Bir zamanlar emekçi erkekler, sermayeye karşı mücadelenin yükünü yalnızca kendilerinin taşıması gerektiğini, “eski dünya” ile kadınların yardımı olmadan tek başlarına başa çıkmaları gerektiğini zannediyorlardı. Ancak işçi sınıfından kadınlar, kocanın ya da babanın işsiz kalması nedeniyle ihtiyaç üzerine işgücü piyasasına girmeye zorlanarak emeğini satanlar saflarına katılınca, emekçi erkekler, kadınları “sınıf bilincine sahip olmayanlar” saflarında bırakmanın, davalarına zarar vermek ve geriletmek anlamına geldiğinin farkına vardılar. Bilinçli militanların sayısı ne kadar çok olursa başarı şansı o kadar artar. Sobanın başında oturan, toplumda, devlette veya ailede hiçbir hakkı olmayan bir kadın hangi bilinç düzeyine sahiptir? Kendi ‘fikirleri’ yoktur! Her şey babanın veya kocanın emrettiği gibi yapılır…

Kadınların maruz kaldığı geri kalmışlık ve haklardan yoksunluk, baş eğmişliği ve kayıtsızlığı işçi sınıfına hiçbir fayda sağlamadığı gibi, doğrudan doğruya ona zarar vermektedir. Ama işçi kadın harekete nasıl dahil edilmeli, nasıl uyandırılmalıdır?

Dış ülkelerdeki sosyal demokrasi1 doğru çözümü hemen bulamadı. İşçi örgütleri kadın işçilere açıktı ama çok azı onlara katıldı. Neden? Çünkü işçi sınıfı, kadın işçinin hukuki ve toplumsal olarak bu sınıfın en yoksun üyesi olduğunu, yüzyıllardır gözünün korkutulduğunu, ona zulmedildiğini, aklını ve kalbini harekete geçirmek için özel bir yaklaşıma, bir kadın olarak onun anlayabileceği sözlere ihtiyaç olduğunu ilk başta fark edemedi. İşçiler, bu hak yoksunluğu ve sömürü dünyasında kadının sadece emeğinin satıcısı olarak değil, aynı zamanda anne olarak, kadın olarak da ezildiğini hemen anlayamadılar… Ancak, işçilerin sosyalist partisi bunu anladığında, hem bir ücretli işçi, hem de bir kadın, bir anne olarak kadınları savunmayı cesurca üstlendi.

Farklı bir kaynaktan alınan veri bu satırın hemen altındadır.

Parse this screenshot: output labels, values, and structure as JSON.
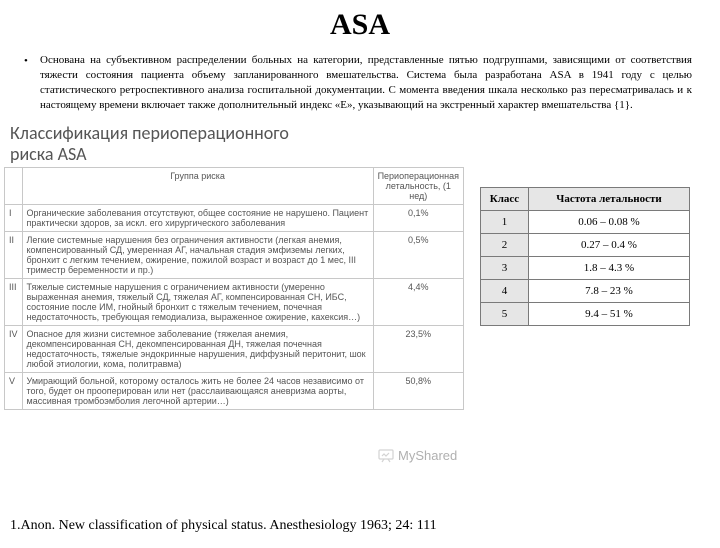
{
  "title": "ASA",
  "intro": "Основана на субъективном распределении больных на категории, представленные пятью подгруппами, зависящими от соответствия тяжести состояния пациента объему запланированного вмешательства. Система была разработана ASA в 1941 году с целью статистического ретроспективного анализа госпитальной документации. С момента введения шкала несколько раз пересматривалась и к настоящему времени включает также дополнительный индекс «Е», указывающий на экстренный характер вмешательства {1}.",
  "subtitle": "Классификация периоперационного риска ASA",
  "big_table": {
    "headers": [
      "",
      "Группа риска",
      "Периоперационная летальность, (1 нед)"
    ],
    "rows": [
      {
        "num": "I",
        "desc": "Органические заболевания отсутствуют, общее состояние не нарушено. Пациент практически здоров, за искл. его хирургического заболевания",
        "pct": "0,1%"
      },
      {
        "num": "II",
        "desc": "Легкие системные нарушения без ограничения активности (легкая анемия, компенсированный СД, умеренная АГ, начальная стадия эмфиземы легких, бронхит с легким течением, ожирение, пожилой возраст и возраст до 1 мес, III триместр беременности и пр.)",
        "pct": "0,5%"
      },
      {
        "num": "III",
        "desc": "Тяжелые системные нарушения с ограничением активности (умеренно выраженная анемия, тяжелый СД, тяжелая АГ, компенсированная СН, ИБС, состояние после ИМ, гнойный бронхит с тяжелым течением, почечная недостаточность, требующая гемодиализа, выраженное ожирение, кахексия…)",
        "pct": "4,4%"
      },
      {
        "num": "IV",
        "desc": "Опасное для жизни системное заболевание (тяжелая анемия, декомпенсированная СН, декомпенсированная ДН, тяжелая почечная недостаточность, тяжелые эндокринные нарушения, диффузный перитонит, шок любой этиологии, кома, политравма)",
        "pct": "23,5%"
      },
      {
        "num": "V",
        "desc": "Умирающий больной, которому осталось жить не более 24 часов независимо от того, будет он прооперирован или нет (расслаивающаяся аневризма аорты, массивная тромбоэмболия легочной артерии…)",
        "pct": "50,8%"
      }
    ]
  },
  "small_table": {
    "headers": [
      "Класс",
      "Частота летальности"
    ],
    "rows": [
      {
        "cls": "1",
        "val": "0.06 – 0.08 %"
      },
      {
        "cls": "2",
        "val": "0.27 – 0.4 %"
      },
      {
        "cls": "3",
        "val": "1.8 – 4.3 %"
      },
      {
        "cls": "4",
        "val": "7.8 – 23 %"
      },
      {
        "cls": "5",
        "val": "9.4 – 51 %"
      }
    ]
  },
  "watermark": "MyShared",
  "footnote": "1.Anon. New classification of physical status. Anesthesiology 1963; 24: 111",
  "colors": {
    "text": "#000000",
    "muted": "#555555",
    "border_big": "#c8c8c8",
    "border_small": "#7a7a7a",
    "header_bg": "#e6e6e6"
  }
}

KADIN KURTULUŞ HAREKETİ DOSYASI
Petrograd’da gösreri, 1917

Bütün ülkelerdeki sosyalistler, kadın emeği için özel koruma, anne ve çocuk için sigorta, kadınlar için siyasi haklar ve kadınların çıkarlarının savunulmasını talep etmeye başladılar.

İşçilerin partisi, kadın işçilere yönelik bu ikinci hedefi ne kadar net algıladıysa kadınlar partiye o denli istekli katıldılar. Partinin kendilerinin gerçek savunucusu olduğunu, işçi sınıfının aynı zamanda kendilerinin kadın olmaktan kaynaklı acil ve ayrı ihtiyaçları için mücadele ettiğini o denli anladılar. Örgütlü ve bilinçli emekçi kadınlar, bu hedefi anlatmak için çok şey yaptılar. Artık daha çok emekçi kadını sosyalist harekete çekmek için yapılan işin asıl yükü kadınlara düşüyor. Her ülkede partilerin kendi özel kadın komiteleri, sekreterlikleri ve büroları var. Bu kadın komiteleri, hâlen büyük ölçüde siyasi bilince sahip olmayan kadın nüfusu içerisinde çalışmalar yürütmekte, emekçi kadınların bilincini uyandırmakta ve onları örgütlemektedir. Ayrıca kadınları en yakından ilgilendiren soru ve talepleri de araştırıyorlar: Anne adaylarının ve emziren annelerin korunması ve bakımı, kadın emeğinin yasal düzenlemesi, fuhuşa ve bebek ölümlerine karşı kampanya, kadınlara yönelik siyasal hak talebi, konutların iyileştirilmesi, artan hayat pahalılığına karşı kampanya vb.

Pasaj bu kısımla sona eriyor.